According to The Journal of Nuclear Medicine, a new class of radiopharmaceuticals has been developed to non-invasively identify over 30 types of malignant cancerous tumors. The latest Radiotracer uses a modified PET/CT scan (positron emission tomography/computed tomography) to image a large variety of tumors in various stages with high image contrast, paving the way for dozens of potential applications in functional medicine, gene therapies, and cancer immunotherapies. The Ga-FAPI radiotracer works by targeting fibroblasts that are associated with various types of cancers and typically contribute to a large portion of a tumor’s mass. Cancerous fibroblast cells differ from normal (non-cancerous) fibroblasts based on the expression of the FAP proteins (fibroblast activation protein). Fibroblast-activated protein inhibitors have been incorporated into several conventional anticancer medications and are now being used with NK cells and in radiopharmaceutical technologies for diagnostic purposes.

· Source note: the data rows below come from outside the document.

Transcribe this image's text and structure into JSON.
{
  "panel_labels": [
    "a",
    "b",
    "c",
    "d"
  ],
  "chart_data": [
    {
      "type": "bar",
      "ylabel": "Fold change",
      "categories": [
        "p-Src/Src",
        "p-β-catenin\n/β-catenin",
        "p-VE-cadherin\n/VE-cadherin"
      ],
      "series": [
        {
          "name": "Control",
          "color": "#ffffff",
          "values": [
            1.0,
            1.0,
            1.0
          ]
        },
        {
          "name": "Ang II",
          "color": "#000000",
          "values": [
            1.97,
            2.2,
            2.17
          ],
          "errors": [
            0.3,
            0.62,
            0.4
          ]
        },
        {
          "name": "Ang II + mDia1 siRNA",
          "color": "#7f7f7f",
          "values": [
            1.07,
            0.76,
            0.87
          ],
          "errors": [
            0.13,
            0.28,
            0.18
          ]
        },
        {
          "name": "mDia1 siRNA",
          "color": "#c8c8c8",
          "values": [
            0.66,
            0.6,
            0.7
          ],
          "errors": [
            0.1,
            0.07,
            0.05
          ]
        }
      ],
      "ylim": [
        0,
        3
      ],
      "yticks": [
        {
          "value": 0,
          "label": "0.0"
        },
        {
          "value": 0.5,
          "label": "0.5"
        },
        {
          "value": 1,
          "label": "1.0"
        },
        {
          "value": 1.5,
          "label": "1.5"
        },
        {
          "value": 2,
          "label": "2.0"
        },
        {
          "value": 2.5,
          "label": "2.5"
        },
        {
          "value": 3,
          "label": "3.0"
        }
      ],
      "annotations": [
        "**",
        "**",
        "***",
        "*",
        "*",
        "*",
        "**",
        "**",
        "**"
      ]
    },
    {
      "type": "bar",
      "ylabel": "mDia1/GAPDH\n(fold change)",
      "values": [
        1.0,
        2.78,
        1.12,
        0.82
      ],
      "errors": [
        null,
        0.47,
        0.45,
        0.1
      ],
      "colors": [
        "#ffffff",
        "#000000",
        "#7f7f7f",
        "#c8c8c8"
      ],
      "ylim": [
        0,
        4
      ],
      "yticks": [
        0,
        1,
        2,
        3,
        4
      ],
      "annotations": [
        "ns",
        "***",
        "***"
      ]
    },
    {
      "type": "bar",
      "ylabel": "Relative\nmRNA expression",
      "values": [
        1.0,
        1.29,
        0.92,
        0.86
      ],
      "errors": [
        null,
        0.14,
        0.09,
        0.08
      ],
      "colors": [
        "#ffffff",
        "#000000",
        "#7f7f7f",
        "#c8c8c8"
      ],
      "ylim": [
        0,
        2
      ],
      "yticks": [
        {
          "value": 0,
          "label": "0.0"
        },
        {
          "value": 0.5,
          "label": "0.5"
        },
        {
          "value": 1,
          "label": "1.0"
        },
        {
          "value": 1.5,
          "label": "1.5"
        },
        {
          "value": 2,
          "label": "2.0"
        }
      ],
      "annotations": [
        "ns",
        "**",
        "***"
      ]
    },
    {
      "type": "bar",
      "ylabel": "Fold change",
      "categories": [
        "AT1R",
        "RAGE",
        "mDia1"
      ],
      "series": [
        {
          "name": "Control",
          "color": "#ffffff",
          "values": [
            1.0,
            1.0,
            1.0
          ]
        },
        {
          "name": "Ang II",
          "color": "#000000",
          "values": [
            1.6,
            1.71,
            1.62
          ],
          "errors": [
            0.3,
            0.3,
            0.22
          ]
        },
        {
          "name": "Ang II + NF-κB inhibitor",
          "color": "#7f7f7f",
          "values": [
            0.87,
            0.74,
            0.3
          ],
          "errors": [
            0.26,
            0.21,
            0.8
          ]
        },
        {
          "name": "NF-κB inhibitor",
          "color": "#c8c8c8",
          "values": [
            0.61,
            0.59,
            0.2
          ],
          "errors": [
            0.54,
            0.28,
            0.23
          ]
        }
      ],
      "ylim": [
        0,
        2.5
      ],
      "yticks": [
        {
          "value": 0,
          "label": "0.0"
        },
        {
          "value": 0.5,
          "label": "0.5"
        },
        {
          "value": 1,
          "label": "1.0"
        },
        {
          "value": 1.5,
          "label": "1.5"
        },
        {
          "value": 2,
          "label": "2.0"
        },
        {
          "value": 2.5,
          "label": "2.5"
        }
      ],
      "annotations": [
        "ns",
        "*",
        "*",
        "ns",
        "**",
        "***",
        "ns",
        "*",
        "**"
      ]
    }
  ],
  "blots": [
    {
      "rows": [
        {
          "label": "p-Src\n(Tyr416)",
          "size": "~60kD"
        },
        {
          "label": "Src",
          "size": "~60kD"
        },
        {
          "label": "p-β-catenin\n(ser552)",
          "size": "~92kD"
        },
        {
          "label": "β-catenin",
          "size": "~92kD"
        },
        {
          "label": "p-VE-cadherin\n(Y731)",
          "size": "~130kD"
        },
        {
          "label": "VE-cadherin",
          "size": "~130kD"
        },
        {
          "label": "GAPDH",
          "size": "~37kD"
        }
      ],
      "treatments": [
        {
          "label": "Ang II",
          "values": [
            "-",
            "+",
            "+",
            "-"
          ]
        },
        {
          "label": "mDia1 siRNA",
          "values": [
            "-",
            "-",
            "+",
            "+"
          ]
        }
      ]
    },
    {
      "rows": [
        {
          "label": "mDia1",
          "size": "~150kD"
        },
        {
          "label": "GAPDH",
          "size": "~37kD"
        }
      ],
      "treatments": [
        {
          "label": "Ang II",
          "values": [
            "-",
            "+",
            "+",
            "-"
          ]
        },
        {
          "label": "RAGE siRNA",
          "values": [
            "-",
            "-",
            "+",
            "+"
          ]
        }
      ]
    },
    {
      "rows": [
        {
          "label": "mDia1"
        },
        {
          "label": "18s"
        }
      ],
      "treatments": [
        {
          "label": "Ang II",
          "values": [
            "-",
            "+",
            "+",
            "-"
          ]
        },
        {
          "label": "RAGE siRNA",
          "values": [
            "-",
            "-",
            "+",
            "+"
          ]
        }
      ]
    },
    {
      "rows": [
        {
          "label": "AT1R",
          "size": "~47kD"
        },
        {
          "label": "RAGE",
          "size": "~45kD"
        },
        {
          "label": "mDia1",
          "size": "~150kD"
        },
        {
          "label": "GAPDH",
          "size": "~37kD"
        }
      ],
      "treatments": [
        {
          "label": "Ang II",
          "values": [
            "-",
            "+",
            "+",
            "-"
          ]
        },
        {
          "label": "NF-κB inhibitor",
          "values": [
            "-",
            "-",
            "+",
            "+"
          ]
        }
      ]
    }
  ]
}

Researchers from the Society of Nuclear Medicine and Molecular Imaging (SNMMI) used modified PET/CT scanners to evaluate 80 patients with 31 different types of cancer to determine whether they could distinguish between metastatic, primary & recurring cancers. However, the test results showed that the difference between metastatic lesions and primary tumors was not statistically significant.

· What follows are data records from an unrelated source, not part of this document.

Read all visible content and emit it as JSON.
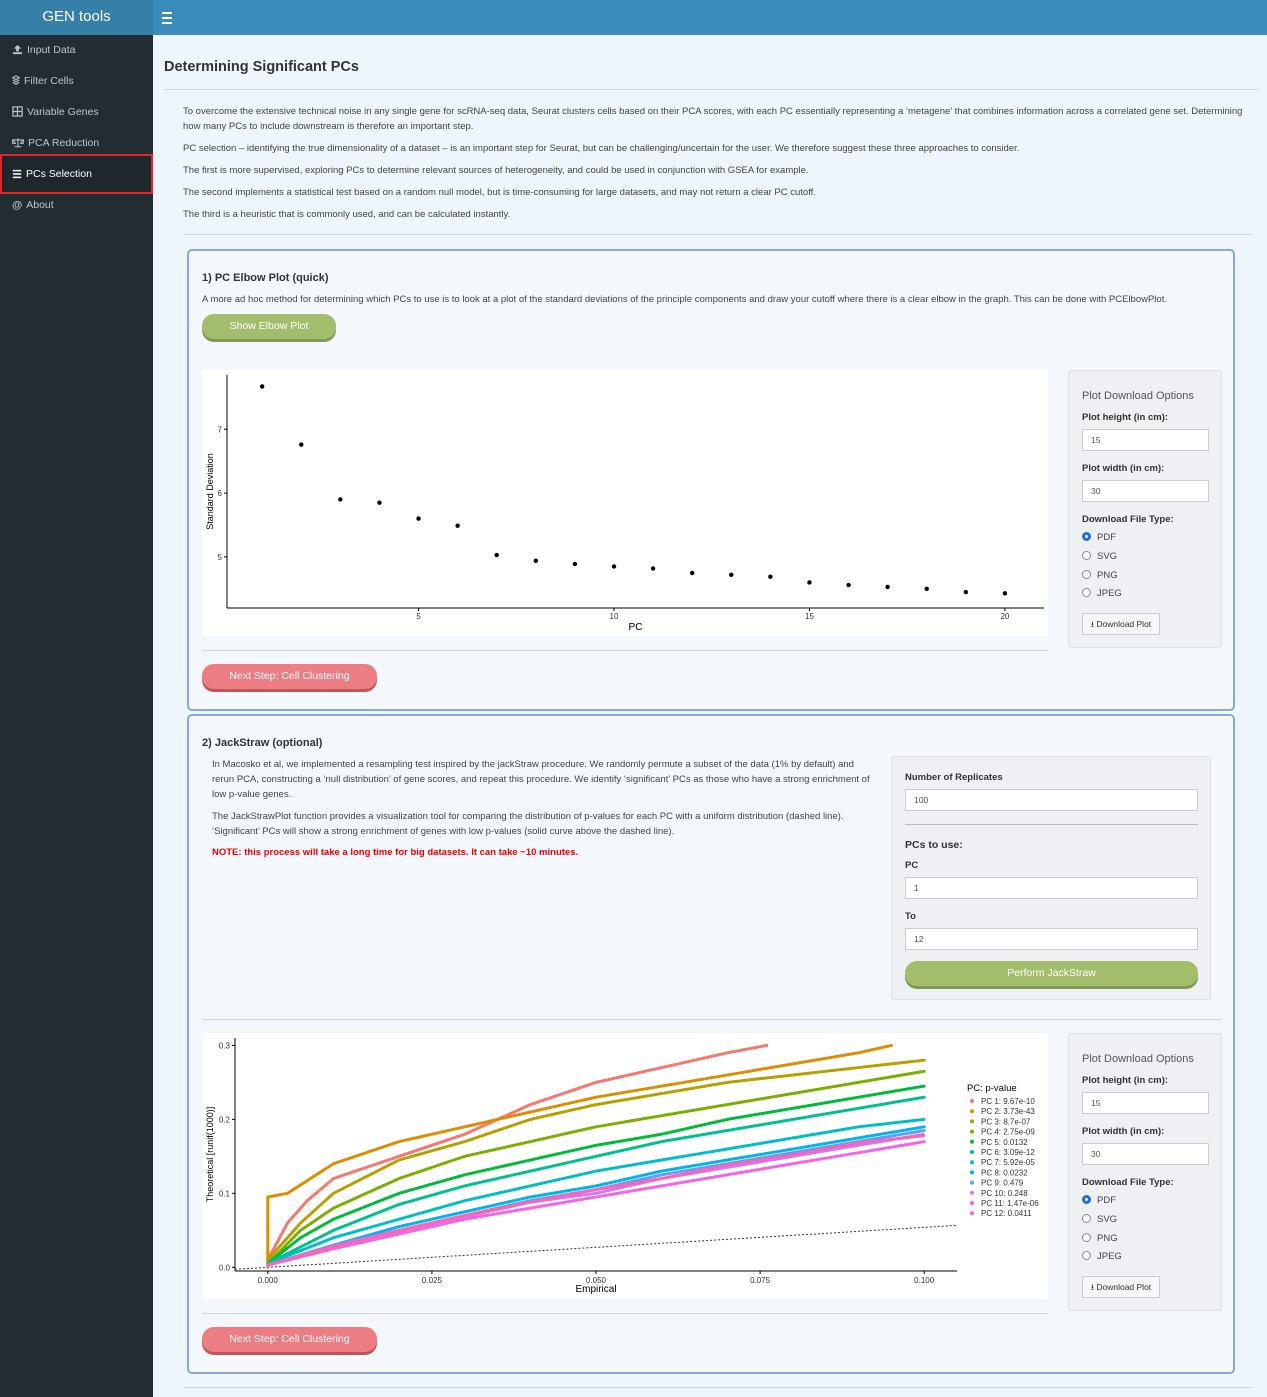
{
  "app": {
    "brand": "GEN tools"
  },
  "sidebar": {
    "items": [
      {
        "label": "Input Data",
        "icon": "upload-icon"
      },
      {
        "label": "Filter Cells",
        "icon": "layers-icon"
      },
      {
        "label": "Variable Genes",
        "icon": "grid-icon"
      },
      {
        "label": "PCA Reduction",
        "icon": "balance-icon"
      },
      {
        "label": "PCs Selection",
        "icon": "list-icon",
        "active": true
      },
      {
        "label": "About",
        "icon": "at-icon"
      }
    ]
  },
  "page": {
    "title": "Determining Significant PCs",
    "intro": [
      "To overcome the extensive technical noise in any single gene for scRNA-seq data, Seurat clusters cells based on their PCA scores, with each PC essentially representing a ‘metagene’ that combines information across a correlated gene set. Determining how many PCs to include downstream is therefore an important step.",
      "PC selection – identifying the true dimensionality of a dataset – is an important step for Seurat, but can be challenging/uncertain for the user. We therefore suggest these three approaches to consider.",
      "The first is more supervised, exploring PCs to determine relevant sources of heterogeneity, and could be used in conjunction with GSEA for example.",
      "The second implements a statistical test based on a random null model, but is time-consuming for large datasets, and may not return a clear PC cutoff.",
      "The third is a heuristic that is commonly used, and can be calculated instantly."
    ]
  },
  "elbow": {
    "title": "1) PC Elbow Plot (quick)",
    "text": "A more ad hoc method for determining which PCs to use is to look at a plot of the standard deviations of the principle components and draw your cutoff where there is a clear elbow in the graph. This can be done with PCElbowPlot.",
    "button": "Show Elbow Plot",
    "next": "Next Step: Cell Clustering"
  },
  "jackstraw": {
    "title": "2) JackStraw (optional)",
    "text1": "In Macosko et al, we implemented a resampling test inspired by the jackStraw procedure. We randomly permute a subset of the data (1% by default) and rerun PCA, constructing a ‘null distribution’ of gene scores, and repeat this procedure. We identify ‘significant’ PCs as those who have a strong enrichment of low p-value genes.",
    "text2": "The JackStrawPlot function provides a visualization tool for comparing the distribution of p-values for each PC with a uniform distribution (dashed line). ‘Significant’ PCs will show a strong enrichment of genes with low p-values (solid curve above the dashed line).",
    "note": "NOTE: this process will take a long time for big datasets. It can take ~10 minutes.",
    "replicates_label": "Number of Replicates",
    "replicates_value": "100",
    "pcs_label": "PCs to use:",
    "pc_label": "PC",
    "pc_value": "1",
    "to_label": "To",
    "to_value": "12",
    "button": "Perform JackStraw",
    "next": "Next Step: Cell Clustering"
  },
  "download": {
    "title": "Plot Download Options",
    "height_label": "Plot height (in cm):",
    "height_value": "15",
    "width_label": "Plot width (in cm):",
    "width_value": "30",
    "type_label": "Download File Type:",
    "types": [
      "PDF",
      "SVG",
      "PNG",
      "JPEG"
    ],
    "selected": "PDF",
    "button": "Download Plot"
  },
  "chart_data": [
    {
      "type": "scatter",
      "xlabel": "PC",
      "ylabel": "Standard Deviation",
      "x": [
        1,
        2,
        3,
        4,
        5,
        6,
        7,
        8,
        9,
        10,
        11,
        12,
        13,
        14,
        15,
        16,
        17,
        18,
        19,
        20
      ],
      "y": [
        7.67,
        6.76,
        5.9,
        5.85,
        5.6,
        5.49,
        5.03,
        4.94,
        4.89,
        4.85,
        4.82,
        4.75,
        4.72,
        4.69,
        4.6,
        4.56,
        4.53,
        4.5,
        4.45,
        4.43
      ],
      "xticks": [
        5,
        10,
        15,
        20
      ],
      "yticks": [
        5,
        6,
        7
      ],
      "xlim": [
        0.1,
        21
      ],
      "ylim": [
        4.2,
        7.85
      ]
    },
    {
      "type": "line",
      "xlabel": "Empirical",
      "ylabel": "Theoretical [runif(1000)]",
      "xticks": [
        "0.000",
        "0.025",
        "0.050",
        "0.075",
        "0.100"
      ],
      "yticks": [
        "0.0",
        "0.1",
        "0.2",
        "0.3"
      ],
      "xlim": [
        -0.005,
        0.105
      ],
      "ylim": [
        -0.005,
        0.31
      ],
      "legend_title": "PC: p-value",
      "series": [
        {
          "name": "PC 1: 9.67e-10",
          "color": "#f8766d",
          "points": [
            [
              0,
              0.01
            ],
            [
              0.003,
              0.06
            ],
            [
              0.006,
              0.09
            ],
            [
              0.01,
              0.12
            ],
            [
              0.02,
              0.15
            ],
            [
              0.03,
              0.18
            ],
            [
              0.035,
              0.2
            ],
            [
              0.04,
              0.22
            ],
            [
              0.05,
              0.25
            ],
            [
              0.06,
              0.27
            ],
            [
              0.07,
              0.29
            ],
            [
              0.076,
              0.3
            ]
          ]
        },
        {
          "name": "PC 2: 3.73e-43",
          "color": "#de8c00",
          "points": [
            [
              0,
              0.0
            ],
            [
              0,
              0.095
            ],
            [
              0.003,
              0.1
            ],
            [
              0.01,
              0.14
            ],
            [
              0.02,
              0.17
            ],
            [
              0.03,
              0.19
            ],
            [
              0.04,
              0.21
            ],
            [
              0.05,
              0.23
            ],
            [
              0.06,
              0.245
            ],
            [
              0.07,
              0.26
            ],
            [
              0.08,
              0.275
            ],
            [
              0.09,
              0.29
            ],
            [
              0.095,
              0.3
            ]
          ]
        },
        {
          "name": "PC 3: 8.7e-07",
          "color": "#b79f00",
          "points": [
            [
              0,
              0.01
            ],
            [
              0.005,
              0.06
            ],
            [
              0.01,
              0.1
            ],
            [
              0.02,
              0.145
            ],
            [
              0.03,
              0.17
            ],
            [
              0.04,
              0.2
            ],
            [
              0.05,
              0.22
            ],
            [
              0.06,
              0.235
            ],
            [
              0.07,
              0.25
            ],
            [
              0.08,
              0.26
            ],
            [
              0.09,
              0.27
            ],
            [
              0.1,
              0.28
            ]
          ]
        },
        {
          "name": "PC 4: 2.75e-09",
          "color": "#7cae00",
          "points": [
            [
              0,
              0.005
            ],
            [
              0.005,
              0.05
            ],
            [
              0.01,
              0.08
            ],
            [
              0.02,
              0.12
            ],
            [
              0.03,
              0.15
            ],
            [
              0.04,
              0.17
            ],
            [
              0.05,
              0.19
            ],
            [
              0.06,
              0.205
            ],
            [
              0.07,
              0.22
            ],
            [
              0.08,
              0.235
            ],
            [
              0.09,
              0.25
            ],
            [
              0.1,
              0.265
            ]
          ]
        },
        {
          "name": "PC 5: 0.0132",
          "color": "#00ba38",
          "points": [
            [
              0,
              0.005
            ],
            [
              0.005,
              0.04
            ],
            [
              0.01,
              0.065
            ],
            [
              0.02,
              0.1
            ],
            [
              0.03,
              0.125
            ],
            [
              0.04,
              0.145
            ],
            [
              0.05,
              0.165
            ],
            [
              0.06,
              0.18
            ],
            [
              0.07,
              0.2
            ],
            [
              0.08,
              0.215
            ],
            [
              0.09,
              0.23
            ],
            [
              0.1,
              0.245
            ]
          ]
        },
        {
          "name": "PC 6: 3.09e-12",
          "color": "#00c08b",
          "points": [
            [
              0,
              0.005
            ],
            [
              0.01,
              0.05
            ],
            [
              0.02,
              0.085
            ],
            [
              0.03,
              0.11
            ],
            [
              0.04,
              0.13
            ],
            [
              0.05,
              0.15
            ],
            [
              0.06,
              0.17
            ],
            [
              0.07,
              0.185
            ],
            [
              0.08,
              0.2
            ],
            [
              0.09,
              0.215
            ],
            [
              0.1,
              0.23
            ]
          ]
        },
        {
          "name": "PC 7: 5.92e-05",
          "color": "#00bfc4",
          "points": [
            [
              0,
              0.005
            ],
            [
              0.01,
              0.04
            ],
            [
              0.02,
              0.065
            ],
            [
              0.03,
              0.09
            ],
            [
              0.04,
              0.11
            ],
            [
              0.05,
              0.13
            ],
            [
              0.06,
              0.145
            ],
            [
              0.07,
              0.16
            ],
            [
              0.08,
              0.175
            ],
            [
              0.09,
              0.19
            ],
            [
              0.1,
              0.2
            ]
          ]
        },
        {
          "name": "PC 8: 0.0232",
          "color": "#00b4f0",
          "points": [
            [
              0,
              0.003
            ],
            [
              0.01,
              0.03
            ],
            [
              0.02,
              0.055
            ],
            [
              0.03,
              0.075
            ],
            [
              0.04,
              0.095
            ],
            [
              0.05,
              0.11
            ],
            [
              0.06,
              0.13
            ],
            [
              0.07,
              0.145
            ],
            [
              0.08,
              0.16
            ],
            [
              0.09,
              0.175
            ],
            [
              0.1,
              0.19
            ]
          ]
        },
        {
          "name": "PC 9: 0.479",
          "color": "#619cff",
          "points": [
            [
              0,
              0.003
            ],
            [
              0.01,
              0.03
            ],
            [
              0.02,
              0.05
            ],
            [
              0.03,
              0.07
            ],
            [
              0.04,
              0.09
            ],
            [
              0.05,
              0.105
            ],
            [
              0.06,
              0.125
            ],
            [
              0.07,
              0.14
            ],
            [
              0.08,
              0.155
            ],
            [
              0.09,
              0.17
            ],
            [
              0.1,
              0.185
            ]
          ]
        },
        {
          "name": "PC 10: 0.248",
          "color": "#c77cff",
          "points": [
            [
              0,
              0.003
            ],
            [
              0.01,
              0.028
            ],
            [
              0.02,
              0.048
            ],
            [
              0.03,
              0.068
            ],
            [
              0.04,
              0.088
            ],
            [
              0.05,
              0.1
            ],
            [
              0.06,
              0.12
            ],
            [
              0.07,
              0.135
            ],
            [
              0.08,
              0.15
            ],
            [
              0.09,
              0.165
            ],
            [
              0.1,
              0.18
            ]
          ]
        },
        {
          "name": "PC 11: 1.47e-06",
          "color": "#f564e3",
          "points": [
            [
              0,
              0.003
            ],
            [
              0.01,
              0.025
            ],
            [
              0.02,
              0.045
            ],
            [
              0.03,
              0.065
            ],
            [
              0.04,
              0.08
            ],
            [
              0.05,
              0.095
            ],
            [
              0.06,
              0.11
            ],
            [
              0.07,
              0.125
            ],
            [
              0.08,
              0.14
            ],
            [
              0.09,
              0.155
            ],
            [
              0.1,
              0.17
            ]
          ]
        },
        {
          "name": "PC 12: 0.0411",
          "color": "#ff64b0",
          "points": [
            [
              0,
              0.003
            ],
            [
              0.01,
              0.028
            ],
            [
              0.02,
              0.05
            ],
            [
              0.03,
              0.07
            ],
            [
              0.04,
              0.088
            ],
            [
              0.05,
              0.105
            ],
            [
              0.06,
              0.12
            ],
            [
              0.07,
              0.138
            ],
            [
              0.08,
              0.152
            ],
            [
              0.09,
              0.168
            ],
            [
              0.1,
              0.178
            ]
          ]
        }
      ],
      "reference_line": {
        "style": "dashed",
        "points": [
          [
            -0.005,
            -0.005
          ],
          [
            0.105,
            0.105
          ]
        ]
      }
    }
  ]
}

The Ga-FAPI radiotracer was especially accurate in identifying the following types of cancers:
- Esophageal
- Cholangiocarcinoma
- Lung cancer
- Breast cancer
- Sarcoma
The Ga-FAPI radiotracer was equally as effective as traditional radiology scans while observing the following cancers:
- Head-neck cancer
- Colorectal cancer
- Hepatocellular cancer
- Prostate cancer
- Pancreatic cancer
- Ovarian cancer
The Ga-FAPI radiotracer was less effective while observing:
- Adenoid cystic cancers
- Pheochromocytoma cancer
- Gastric cancers
- Renal cell cancer
- Differentiated thyroid cancers
The potential benefits of Ga-FAPI radiotracers also include the avoidance of fasting or requiring a specific position during scans.
Improvements in patient comfort and workflow for oncologists working in regenerative medicine are also noted as major benefits relative to current technologies.